Lack of statistical significance can be attributed to, in part, the limited sample size available. Due to the time-sensitive nature of animal testing, tissue samples from only six rats could be collected and studied within the time allotted for this research. Increasing the sample size would provide more points of data and therefore enable stronger conclusions to be drawn. Additionally, working with the cancer line MATB3 would have been preferable to using the MTLn3 cancer line as MTLn3 is a more aggressive cancer. Because of this, the rats died relatively shortly after injection, whereas testing with the MATB3 cancer line would have been more comparable to the progression of cancer in humans. Moreover, a novel Foxp3 IHC protocol was designed and implemented for the rats used in this study; therefore, inherent flaws in the protocol were subject to adjustments and improvements throughout the course of this study. Moreover, the protein CD4 could not be addressed and utilized in this protocol due to a lack of CD4 antibody.
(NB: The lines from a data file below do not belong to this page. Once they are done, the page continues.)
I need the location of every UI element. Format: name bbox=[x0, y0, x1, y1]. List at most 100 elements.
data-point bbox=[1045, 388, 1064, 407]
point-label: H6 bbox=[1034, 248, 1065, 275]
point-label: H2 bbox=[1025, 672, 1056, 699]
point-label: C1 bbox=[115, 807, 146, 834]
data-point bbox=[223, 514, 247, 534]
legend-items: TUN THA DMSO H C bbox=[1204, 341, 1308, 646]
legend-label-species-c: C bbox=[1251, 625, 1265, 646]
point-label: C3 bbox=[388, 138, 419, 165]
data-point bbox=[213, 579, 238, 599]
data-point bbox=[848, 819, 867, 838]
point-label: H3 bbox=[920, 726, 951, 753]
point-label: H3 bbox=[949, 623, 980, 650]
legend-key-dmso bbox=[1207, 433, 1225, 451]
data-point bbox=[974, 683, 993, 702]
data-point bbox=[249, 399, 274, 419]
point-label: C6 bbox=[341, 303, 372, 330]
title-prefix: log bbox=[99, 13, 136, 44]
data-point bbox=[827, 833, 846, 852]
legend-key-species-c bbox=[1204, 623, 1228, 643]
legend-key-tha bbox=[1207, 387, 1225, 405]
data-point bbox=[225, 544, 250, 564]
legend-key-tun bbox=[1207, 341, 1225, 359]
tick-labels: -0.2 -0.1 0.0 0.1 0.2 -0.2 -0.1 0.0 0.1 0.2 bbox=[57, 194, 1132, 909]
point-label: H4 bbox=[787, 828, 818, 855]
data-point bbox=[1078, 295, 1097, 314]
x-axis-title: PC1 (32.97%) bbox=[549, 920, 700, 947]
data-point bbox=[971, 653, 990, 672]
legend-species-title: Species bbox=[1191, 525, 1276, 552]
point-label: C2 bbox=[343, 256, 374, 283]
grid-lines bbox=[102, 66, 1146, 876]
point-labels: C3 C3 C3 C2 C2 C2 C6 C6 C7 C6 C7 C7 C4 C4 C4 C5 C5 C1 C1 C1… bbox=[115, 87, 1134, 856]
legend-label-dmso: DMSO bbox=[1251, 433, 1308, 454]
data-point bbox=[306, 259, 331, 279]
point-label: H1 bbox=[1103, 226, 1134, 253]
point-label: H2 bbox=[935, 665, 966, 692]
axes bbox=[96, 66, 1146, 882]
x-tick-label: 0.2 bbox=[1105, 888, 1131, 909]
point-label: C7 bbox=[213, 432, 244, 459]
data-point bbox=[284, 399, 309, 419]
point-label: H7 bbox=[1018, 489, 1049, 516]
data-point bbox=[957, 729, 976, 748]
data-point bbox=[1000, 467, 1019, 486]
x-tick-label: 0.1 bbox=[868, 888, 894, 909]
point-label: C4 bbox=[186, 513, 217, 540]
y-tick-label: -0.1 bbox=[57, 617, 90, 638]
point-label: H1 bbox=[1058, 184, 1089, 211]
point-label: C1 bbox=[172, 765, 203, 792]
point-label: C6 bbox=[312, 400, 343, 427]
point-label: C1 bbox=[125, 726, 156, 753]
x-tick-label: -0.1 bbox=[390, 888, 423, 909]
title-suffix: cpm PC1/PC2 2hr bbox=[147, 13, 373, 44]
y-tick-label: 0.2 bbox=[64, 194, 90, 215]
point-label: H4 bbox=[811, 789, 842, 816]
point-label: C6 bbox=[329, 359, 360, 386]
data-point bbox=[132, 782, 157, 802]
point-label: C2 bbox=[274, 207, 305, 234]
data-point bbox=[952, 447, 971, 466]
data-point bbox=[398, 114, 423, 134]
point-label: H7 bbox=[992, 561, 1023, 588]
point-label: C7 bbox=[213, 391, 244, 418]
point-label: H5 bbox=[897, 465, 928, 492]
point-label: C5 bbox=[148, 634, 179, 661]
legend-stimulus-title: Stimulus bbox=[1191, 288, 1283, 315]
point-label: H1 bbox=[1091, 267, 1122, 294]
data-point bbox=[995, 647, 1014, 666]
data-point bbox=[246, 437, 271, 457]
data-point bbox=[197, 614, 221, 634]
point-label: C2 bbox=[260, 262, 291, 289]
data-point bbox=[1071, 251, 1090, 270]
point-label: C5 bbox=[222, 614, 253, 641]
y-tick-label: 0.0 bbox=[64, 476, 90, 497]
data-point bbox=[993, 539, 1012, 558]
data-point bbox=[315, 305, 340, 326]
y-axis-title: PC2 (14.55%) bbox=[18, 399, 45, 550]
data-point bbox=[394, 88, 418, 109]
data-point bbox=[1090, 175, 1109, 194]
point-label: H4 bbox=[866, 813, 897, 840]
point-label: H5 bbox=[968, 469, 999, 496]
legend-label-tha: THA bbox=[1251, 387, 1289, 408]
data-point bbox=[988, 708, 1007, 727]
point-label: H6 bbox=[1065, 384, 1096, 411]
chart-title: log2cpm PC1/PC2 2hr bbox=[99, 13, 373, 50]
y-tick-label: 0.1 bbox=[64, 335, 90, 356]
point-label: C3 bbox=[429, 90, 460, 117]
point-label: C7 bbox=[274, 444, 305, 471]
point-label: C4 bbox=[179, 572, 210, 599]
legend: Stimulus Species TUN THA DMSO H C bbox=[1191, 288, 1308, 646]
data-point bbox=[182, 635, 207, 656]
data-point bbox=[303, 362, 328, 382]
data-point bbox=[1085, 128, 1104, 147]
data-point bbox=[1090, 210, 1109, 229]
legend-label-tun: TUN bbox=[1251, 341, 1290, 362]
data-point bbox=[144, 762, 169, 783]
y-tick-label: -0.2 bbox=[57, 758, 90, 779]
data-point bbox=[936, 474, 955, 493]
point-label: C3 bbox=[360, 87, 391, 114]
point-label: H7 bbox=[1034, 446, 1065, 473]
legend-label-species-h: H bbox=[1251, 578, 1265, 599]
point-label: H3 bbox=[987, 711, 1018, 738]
A point of interest in this research was the identification of CD25- Foxp3+ cells. Cells of this phenotype were unexpected. Although the transmembrane protein CD25 is present in many different lymphocytes, previous literature suggests CD25 to be a characteristic of Treg cells. However, the Foxp3-expressing cells did not fluoresce for CD25, indicating a relatively high population of another lymphocyte in the tumor microenvironment. The role of these cells in either the advancement or suppression of tumor growth should be considered for further study.